Which is to say, a police force that has been functionally instructed not to enforce the law. And the result? Not cops shooting suspects, but what would once have been considered suspects shooting each other and innocent civilians with wild, unfettered, bloodthirsty abandon:
Ten shootings were reported Thursday across Baltimore, continuing a spate of gun violence that began after riots overtook West Baltimore on April 27th. At least three of the victims died.
About forty people have been shot since April 28th, the day after Baltimore's most intense day of rioting.
Police said eighty-two people have been killed this year, twenty more than at the same time last year. Nonfatal shootings also have surged 47%, to one hundred thirty-four this year from ninety-one last year at this time.
Did I mention that Maryland has some of the most suffocating gun control laws in the country? Rendering the entire State, and most definitely its largest city, a "soft" target? Something tells me Pamela Geller won't be holding a "Draw The Prophet" event in the City of Charm any time soon.
But if you disarm the law-abiding citizenry, the cops become their only defense against chaos and anarchy, right? So what happens when the cops are effectively declared the REAL criminal element?
This:
“I’m hearing it from guys who were go-getters, who would go out here and get the guns and the bad guys and drugs. They’re hands-off now,” Butler said. “I’ve never seen so many dejected faces.

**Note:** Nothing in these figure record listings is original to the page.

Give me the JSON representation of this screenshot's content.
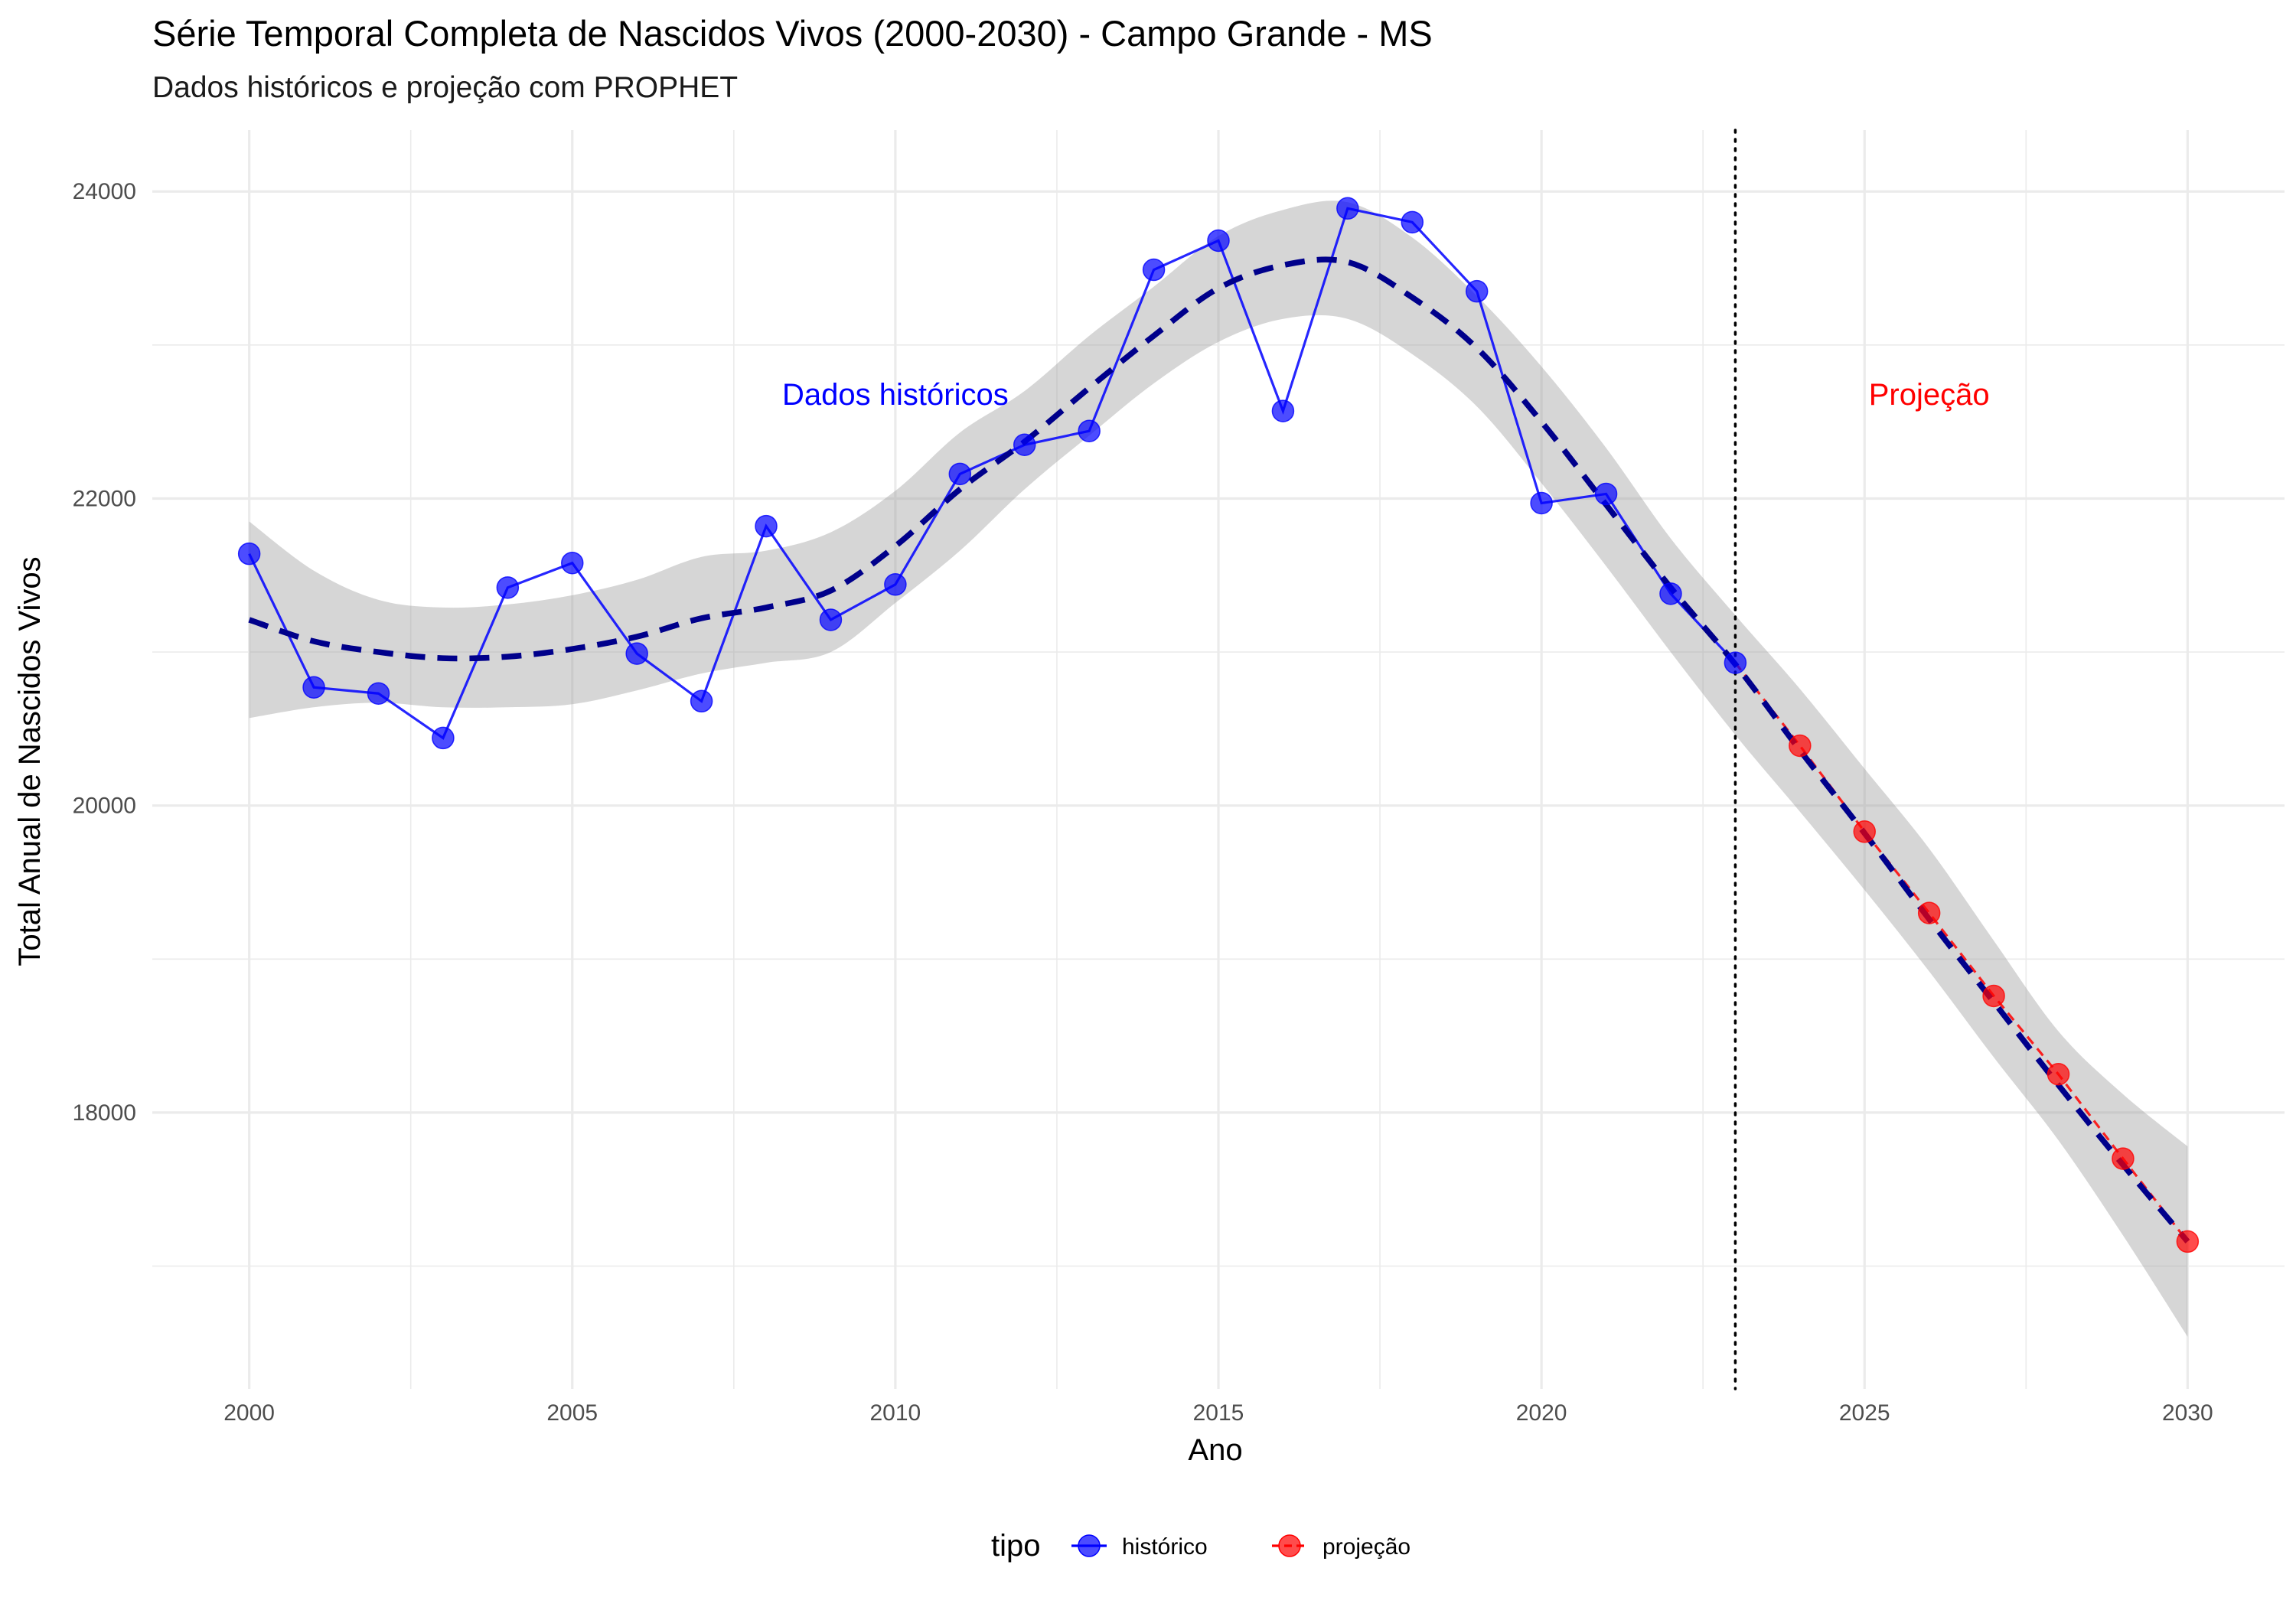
{
  "chart_data": {
    "type": "line",
    "title": "Série Temporal Completa de Nascidos Vivos (2000-2030) -  Campo Grande - MS",
    "subtitle": "Dados históricos e projeção com PROPHET",
    "xlabel": "Ano",
    "ylabel": "Total Anual de Nascidos Vivos",
    "xlim": [
      1998.5,
      2031.5
    ],
    "ylim": [
      16200,
      24400
    ],
    "x_ticks": [
      2000,
      2005,
      2010,
      2015,
      2020,
      2025,
      2030
    ],
    "x_tick_labels": [
      "2000",
      "2005",
      "2010",
      "2015",
      "2020",
      "2025",
      "2030"
    ],
    "y_ticks": [
      18000,
      20000,
      22000,
      24000
    ],
    "y_tick_labels": [
      "18000",
      "20000",
      "22000",
      "24000"
    ],
    "grid": true,
    "legend": {
      "title": "tipo",
      "position": "bottom",
      "entries": [
        "histórico",
        "projeção"
      ]
    },
    "series": [
      {
        "name": "histórico",
        "color": "#0000ff",
        "x": [
          2000,
          2001,
          2002,
          2003,
          2004,
          2005,
          2006,
          2007,
          2008,
          2009,
          2010,
          2011,
          2012,
          2013,
          2014,
          2015,
          2016,
          2017,
          2018,
          2019,
          2020,
          2021,
          2022,
          2023
        ],
        "y": [
          21640,
          20770,
          20730,
          20440,
          21420,
          21580,
          20990,
          20680,
          21820,
          21210,
          21440,
          22160,
          22350,
          22440,
          23490,
          23680,
          22570,
          23890,
          23800,
          23350,
          21970,
          22030,
          21380,
          20930
        ]
      },
      {
        "name": "projeção",
        "color": "#ff0000",
        "x": [
          2023,
          2024,
          2025,
          2026,
          2027,
          2028,
          2029,
          2030
        ],
        "y": [
          20930,
          20390,
          19830,
          19300,
          18760,
          18250,
          17700,
          17160
        ]
      }
    ],
    "trend": {
      "color": "#00008b",
      "x": [
        2000,
        2001,
        2002,
        2003,
        2004,
        2005,
        2006,
        2007,
        2008,
        2009,
        2010,
        2011,
        2012,
        2013,
        2014,
        2015,
        2016,
        2017,
        2018,
        2019,
        2020,
        2021,
        2022,
        2023,
        2024,
        2025,
        2026,
        2027,
        2028,
        2029,
        2030
      ],
      "y": [
        21210,
        21070,
        21000,
        20960,
        20970,
        21020,
        21100,
        21220,
        21290,
        21400,
        21690,
        22060,
        22370,
        22720,
        23060,
        23370,
        23520,
        23540,
        23310,
        22980,
        22500,
        21960,
        21420,
        20920,
        20360,
        19820,
        19260,
        18720,
        18180,
        17660,
        17160
      ],
      "lower": [
        20570,
        20640,
        20670,
        20640,
        20640,
        20660,
        20750,
        20860,
        20930,
        21000,
        21320,
        21660,
        22060,
        22410,
        22750,
        23020,
        23170,
        23170,
        22940,
        22600,
        22100,
        21560,
        21000,
        20460,
        19960,
        19450,
        18920,
        18360,
        17820,
        17200,
        16540
      ],
      "upper": [
        21850,
        21530,
        21340,
        21290,
        21310,
        21370,
        21470,
        21620,
        21660,
        21780,
        22050,
        22430,
        22700,
        23060,
        23380,
        23710,
        23880,
        23930,
        23700,
        23320,
        22860,
        22330,
        21740,
        21240,
        20760,
        20240,
        19720,
        19120,
        18530,
        18120,
        17780
      ]
    },
    "vline_x": 2023,
    "annotations": [
      {
        "text": "Dados históricos",
        "x": 2010,
        "y": 22680,
        "color": "#0000ff"
      },
      {
        "text": "Projeção",
        "x": 2026,
        "y": 22680,
        "color": "#ff0000"
      }
    ]
  }
}
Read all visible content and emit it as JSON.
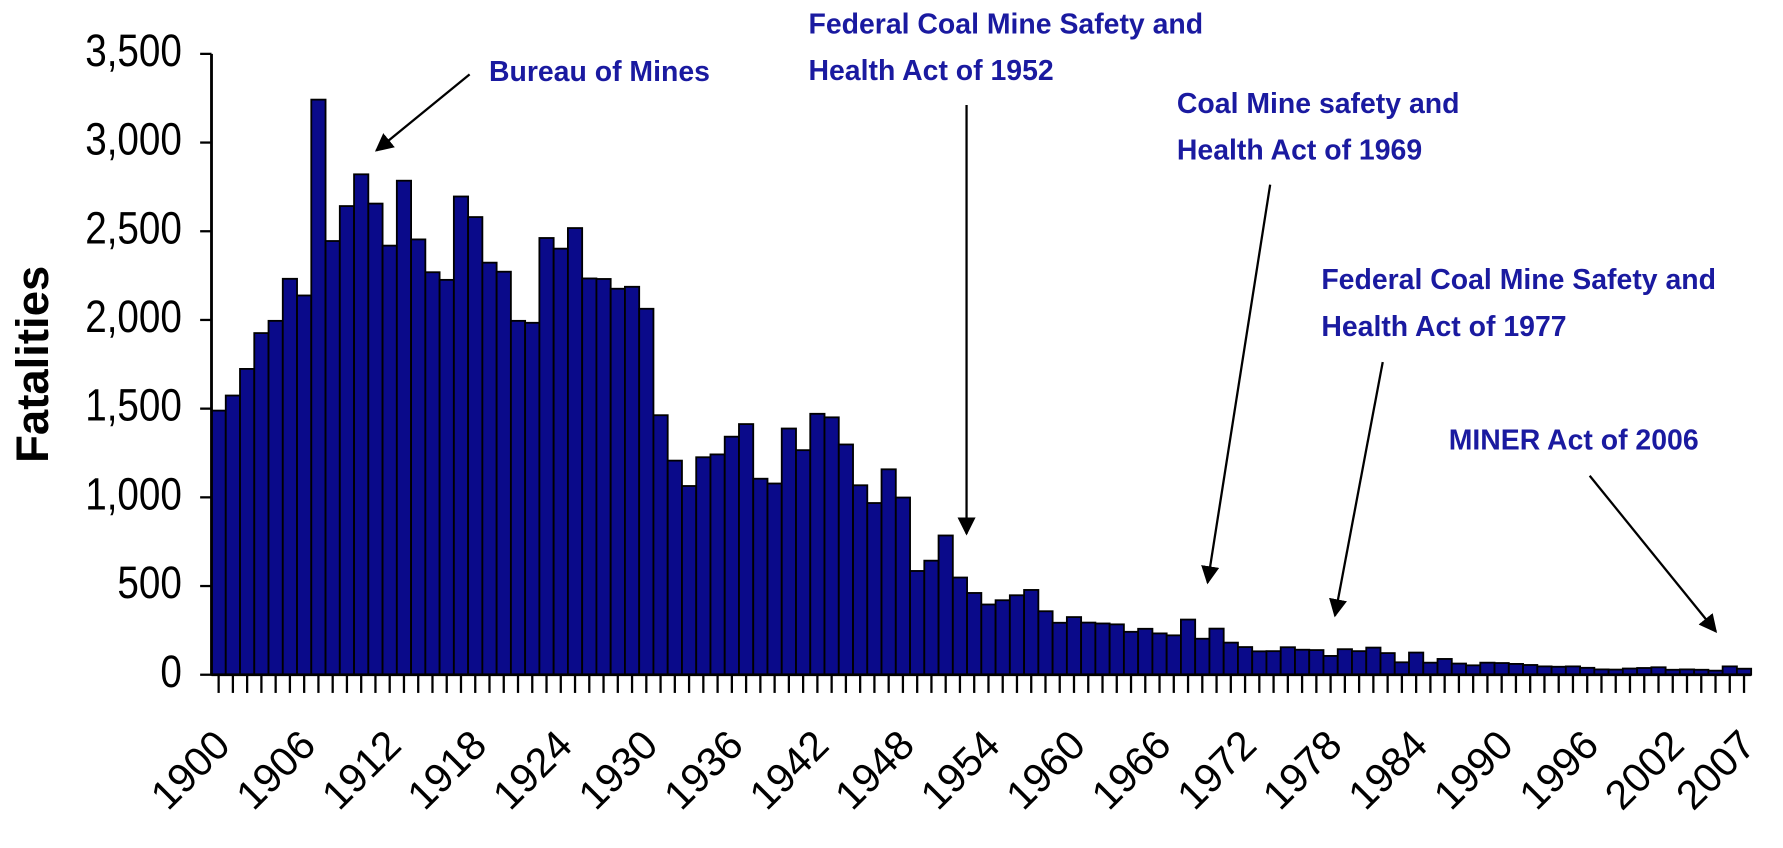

“Policing, as we once knew it, has changed.”
Lieutenant Victor Gearhart, a 33-year veteran who works in the Southern District, said residents with complaints about police “are going to get the police force they want, and God help them.”
As I keep saying, life is a function of incentives. If you deter and, well, "handcuff" law enforcement, you will encourage crime waves without limit or precedent, every country, and eventually every city, will become a "war zone," and the public outcry to restore order will become deafening.
And that, my good friends, is called "martial law".
Incentives.
Today, Baltimore, tomorrow, America? Would you bet against it?